The origins of new ventures can be found within Ukraine’s own innovation ecosystem, leveraging its strengths, such as human and knowledge capital. The analyses reveal that many patents granted to residents concentrate on the higher level category such as invention patent. In reality, not all of these patents hold real commercial value and appeal. High-quality due diligence should be applied to assess the risk and benefit profile of each patent to carefully prioritize investments in the most promising prospects. When a local technology pool is exhausted, or in R&D-intensive industries like biotechnology are not available, reliance on external sources of innovation becomes essential. In this context, if Ukraine is truly committed to transforming into a modern nation, it needs to establish a specialized agency to acquire technologies from foreign suppliers and create new business opportunities for local enterprises
While patents are undoubtedly important, they are not sufficient on their own to facilitate technology transfer. The most distinctive factor determining technology transfer success is technological capacity that influences how effectively the business can assimilate, master and apply technology. There is an intense technological activity involved even in importing and adapting existing technologies. Similarly important is an environment for innovation, which includes specialized physical infrastructure, shared platforms with related equipment. Establishment of technology parks and clusters could serve as a strong activation of the ecosystem. Startups need go beyond infrastructure to such issues as technical expertise, business expertise, market access. One central objective is to mobilize partnerships with the international community tapping into a broader regional business ecosystem to enable the expertise and technology inflow into Ukraine. The EU accession gives preferential market access and calls for a more expansive use of quality practices throughout business.

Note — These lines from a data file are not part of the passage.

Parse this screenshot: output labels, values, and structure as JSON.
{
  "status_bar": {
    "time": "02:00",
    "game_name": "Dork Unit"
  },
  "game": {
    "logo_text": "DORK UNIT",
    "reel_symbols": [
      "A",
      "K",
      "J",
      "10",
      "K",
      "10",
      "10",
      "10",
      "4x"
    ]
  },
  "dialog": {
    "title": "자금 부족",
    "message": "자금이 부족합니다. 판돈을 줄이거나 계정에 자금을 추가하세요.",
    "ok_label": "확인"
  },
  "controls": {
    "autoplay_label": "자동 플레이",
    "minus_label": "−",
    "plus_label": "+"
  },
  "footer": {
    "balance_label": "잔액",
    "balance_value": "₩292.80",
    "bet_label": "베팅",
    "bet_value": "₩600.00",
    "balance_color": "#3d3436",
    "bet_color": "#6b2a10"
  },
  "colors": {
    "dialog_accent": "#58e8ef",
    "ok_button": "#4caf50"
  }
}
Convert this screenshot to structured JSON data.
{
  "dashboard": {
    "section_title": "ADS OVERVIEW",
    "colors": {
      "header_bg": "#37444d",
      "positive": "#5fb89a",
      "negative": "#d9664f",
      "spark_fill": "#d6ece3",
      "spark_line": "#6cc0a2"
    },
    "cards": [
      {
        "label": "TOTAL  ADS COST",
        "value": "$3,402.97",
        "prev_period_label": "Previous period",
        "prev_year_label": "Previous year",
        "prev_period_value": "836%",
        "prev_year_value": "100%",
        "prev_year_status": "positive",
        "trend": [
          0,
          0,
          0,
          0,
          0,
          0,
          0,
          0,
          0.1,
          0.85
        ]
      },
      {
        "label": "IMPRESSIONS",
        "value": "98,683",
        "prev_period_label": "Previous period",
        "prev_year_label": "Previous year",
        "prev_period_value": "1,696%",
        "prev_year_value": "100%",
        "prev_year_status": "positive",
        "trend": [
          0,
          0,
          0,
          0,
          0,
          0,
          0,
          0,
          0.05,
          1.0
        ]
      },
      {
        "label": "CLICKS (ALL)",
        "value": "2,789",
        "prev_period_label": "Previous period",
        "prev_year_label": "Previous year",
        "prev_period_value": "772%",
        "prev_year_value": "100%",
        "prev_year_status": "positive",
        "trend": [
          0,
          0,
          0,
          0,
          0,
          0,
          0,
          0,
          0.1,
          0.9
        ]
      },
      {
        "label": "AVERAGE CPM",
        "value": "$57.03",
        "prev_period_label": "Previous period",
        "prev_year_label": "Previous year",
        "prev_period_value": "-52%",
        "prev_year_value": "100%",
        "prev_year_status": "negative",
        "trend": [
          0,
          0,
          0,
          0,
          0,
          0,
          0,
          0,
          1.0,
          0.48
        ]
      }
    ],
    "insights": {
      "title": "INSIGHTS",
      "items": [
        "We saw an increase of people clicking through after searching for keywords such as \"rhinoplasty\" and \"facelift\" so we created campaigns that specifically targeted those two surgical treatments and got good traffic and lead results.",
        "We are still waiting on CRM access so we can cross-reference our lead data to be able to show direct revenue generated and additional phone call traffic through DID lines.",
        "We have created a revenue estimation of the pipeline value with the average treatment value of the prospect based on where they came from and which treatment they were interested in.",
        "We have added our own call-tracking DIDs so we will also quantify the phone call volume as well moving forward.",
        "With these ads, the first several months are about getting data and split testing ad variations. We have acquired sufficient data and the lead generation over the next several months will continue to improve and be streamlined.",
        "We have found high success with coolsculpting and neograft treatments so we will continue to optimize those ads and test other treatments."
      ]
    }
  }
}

The economic case for technology transfer is strong, but public and private funding is weak. Capital markets have since the outsourcing boom optimised to finance software companies and tend to avoid science-based technologies and their perceived risks and long lead-times. New venture capital mechanisms should be established to pool and deploy capital for the development of technologies or the adaptation of imported ones. Even if institutional investors are willing to invest in Ukraine, they will demand transparency on funds allocation, seeking investment managers with strong governance mechanisms, established competence, and personal legitimacy. Historically, weak rule of law and insufficient protections for investors have increasingly deterred investors from viewing Ukraine as a viable place to do business.
Even for highly developed countries in Europe, translation of publicly funded research into commercialization is a major bottleneck in the innovation system. Ukraine faces more complex and, to some extent unique barriers. The transition from a nation with limited technological capabilities to one with innovation-driven economy depends on the translation of its own research into business. This looks like a tough proposition but is one that the technological transformation depends on. Otherwise, there is a risk of creating an ecosystem that fails to reach its potential, undermining the value of public investment in education and R&D, and exacerbating brain drain and the flow of technologies abroad.